Soviet Lithuania did not pride itself on its service economy, but many remember fondly the few iconic cafés and restaurants that everybody frequented. ‘Nykštukas’ (‘The Dwarf’), a 1960s children's café in Vilnius, was one of them, famous less for its gastronomical offerings than for an impressive colourful mural showing scenes from familiar fairy tales.

‘Nykštukas’ opened in the mid-1960s and operated well into the 1990s before going under during the country's rocky transition to market economy. Unfortunately, the mural, accomplished in 1965 by the artist duo Birutė Žilytė and Algirdas Steponavičius, did not survive.

However, a gallery in Vilnius has used old photographs to digitally restore the 31-square-metre piece which is exhibited at the interior design show ‘Art for Interior: Legends of Vilnius’ at Litexpo Centre this weekend.

“It seemed impossible at first, because the mural is completely destroyed,” Audrius Klimas, the initiator of the restoration project, tells LRT TV. “But then we discovered photos and slides, preserved by Birutė [Žilytė] herself, and so we managed to collect enough material.”

The central section of the mural was particularly challenging to reconstruct, since it was never photographed in its totality, only in fragments, he adds.

The author, Žilytė, oversaw the restoration herself.

“It is identical in scale, absolutely accurate in composition, we only allowed ourselves some freedom in interpreting the colours,” according to Klimas.
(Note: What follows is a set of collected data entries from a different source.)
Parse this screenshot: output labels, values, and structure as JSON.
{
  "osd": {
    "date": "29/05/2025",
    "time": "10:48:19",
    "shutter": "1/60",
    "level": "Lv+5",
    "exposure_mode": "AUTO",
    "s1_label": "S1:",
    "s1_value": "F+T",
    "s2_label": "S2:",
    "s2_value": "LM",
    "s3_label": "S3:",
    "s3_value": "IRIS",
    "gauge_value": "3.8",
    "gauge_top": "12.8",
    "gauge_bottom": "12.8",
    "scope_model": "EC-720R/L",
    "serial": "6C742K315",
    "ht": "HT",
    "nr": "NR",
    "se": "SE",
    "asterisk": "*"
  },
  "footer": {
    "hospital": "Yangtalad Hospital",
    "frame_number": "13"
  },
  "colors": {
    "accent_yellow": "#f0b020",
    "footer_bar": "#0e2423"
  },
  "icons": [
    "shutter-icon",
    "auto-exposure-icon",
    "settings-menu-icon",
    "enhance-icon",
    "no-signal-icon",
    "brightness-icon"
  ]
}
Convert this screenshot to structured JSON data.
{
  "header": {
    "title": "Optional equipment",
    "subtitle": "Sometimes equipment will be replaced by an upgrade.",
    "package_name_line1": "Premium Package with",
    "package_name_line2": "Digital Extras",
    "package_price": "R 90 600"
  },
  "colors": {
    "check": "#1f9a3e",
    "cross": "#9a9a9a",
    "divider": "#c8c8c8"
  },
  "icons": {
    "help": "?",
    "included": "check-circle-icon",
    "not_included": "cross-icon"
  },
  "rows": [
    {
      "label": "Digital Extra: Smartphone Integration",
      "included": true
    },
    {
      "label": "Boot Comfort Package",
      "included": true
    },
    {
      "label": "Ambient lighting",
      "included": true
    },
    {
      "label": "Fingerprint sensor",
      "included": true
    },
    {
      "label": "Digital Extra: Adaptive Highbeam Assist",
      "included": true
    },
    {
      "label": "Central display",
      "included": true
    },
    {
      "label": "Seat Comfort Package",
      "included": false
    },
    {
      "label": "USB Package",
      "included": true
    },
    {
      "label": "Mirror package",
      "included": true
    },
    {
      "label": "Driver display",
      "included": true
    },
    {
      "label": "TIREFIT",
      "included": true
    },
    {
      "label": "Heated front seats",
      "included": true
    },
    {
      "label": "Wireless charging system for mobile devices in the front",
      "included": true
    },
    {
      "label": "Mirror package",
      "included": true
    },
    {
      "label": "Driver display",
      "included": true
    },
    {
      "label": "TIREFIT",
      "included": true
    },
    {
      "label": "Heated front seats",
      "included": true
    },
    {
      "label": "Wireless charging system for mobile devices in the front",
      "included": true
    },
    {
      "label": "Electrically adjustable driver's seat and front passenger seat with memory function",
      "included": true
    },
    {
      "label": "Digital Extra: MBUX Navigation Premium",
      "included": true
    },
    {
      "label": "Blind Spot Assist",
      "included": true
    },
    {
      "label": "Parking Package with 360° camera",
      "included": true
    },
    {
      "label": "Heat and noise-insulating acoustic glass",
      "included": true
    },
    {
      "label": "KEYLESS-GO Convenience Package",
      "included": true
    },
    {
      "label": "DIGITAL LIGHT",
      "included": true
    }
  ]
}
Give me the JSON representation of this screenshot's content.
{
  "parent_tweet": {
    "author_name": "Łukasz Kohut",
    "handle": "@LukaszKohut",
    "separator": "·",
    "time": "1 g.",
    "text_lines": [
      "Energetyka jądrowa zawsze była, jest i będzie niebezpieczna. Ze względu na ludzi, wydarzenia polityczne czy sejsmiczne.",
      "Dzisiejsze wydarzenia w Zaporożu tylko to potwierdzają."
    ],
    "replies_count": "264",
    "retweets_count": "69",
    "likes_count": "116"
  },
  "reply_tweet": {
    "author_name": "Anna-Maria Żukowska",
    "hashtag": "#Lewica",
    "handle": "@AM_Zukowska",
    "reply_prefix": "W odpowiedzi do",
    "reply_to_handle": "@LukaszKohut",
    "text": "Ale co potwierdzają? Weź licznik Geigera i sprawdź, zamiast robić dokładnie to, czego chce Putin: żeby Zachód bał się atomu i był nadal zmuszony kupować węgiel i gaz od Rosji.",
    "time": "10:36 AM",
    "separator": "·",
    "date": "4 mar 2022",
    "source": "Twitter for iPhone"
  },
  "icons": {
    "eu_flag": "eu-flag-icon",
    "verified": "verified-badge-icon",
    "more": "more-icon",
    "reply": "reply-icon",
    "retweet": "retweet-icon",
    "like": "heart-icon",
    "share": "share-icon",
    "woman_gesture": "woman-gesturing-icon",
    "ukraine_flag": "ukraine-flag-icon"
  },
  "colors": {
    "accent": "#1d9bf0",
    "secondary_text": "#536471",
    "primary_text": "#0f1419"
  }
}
The interior design show also features another mural by the Žilytė-Steponavičius duo, a piece they created for a sanatorium in the town of Valkininkai. Although this mural has survived, it is housed in a partly abandoned building and is in poor condition. It has been included into a list of protected cultural heritage, but restauration efforts have stalled.

A copy of the Valkininkai mural can now be seen in the café of the MO Museum in Vilnius.

Klimas speculates that the newly restored ‘Nykštukas’ mural could, too, find a permanent site for public display.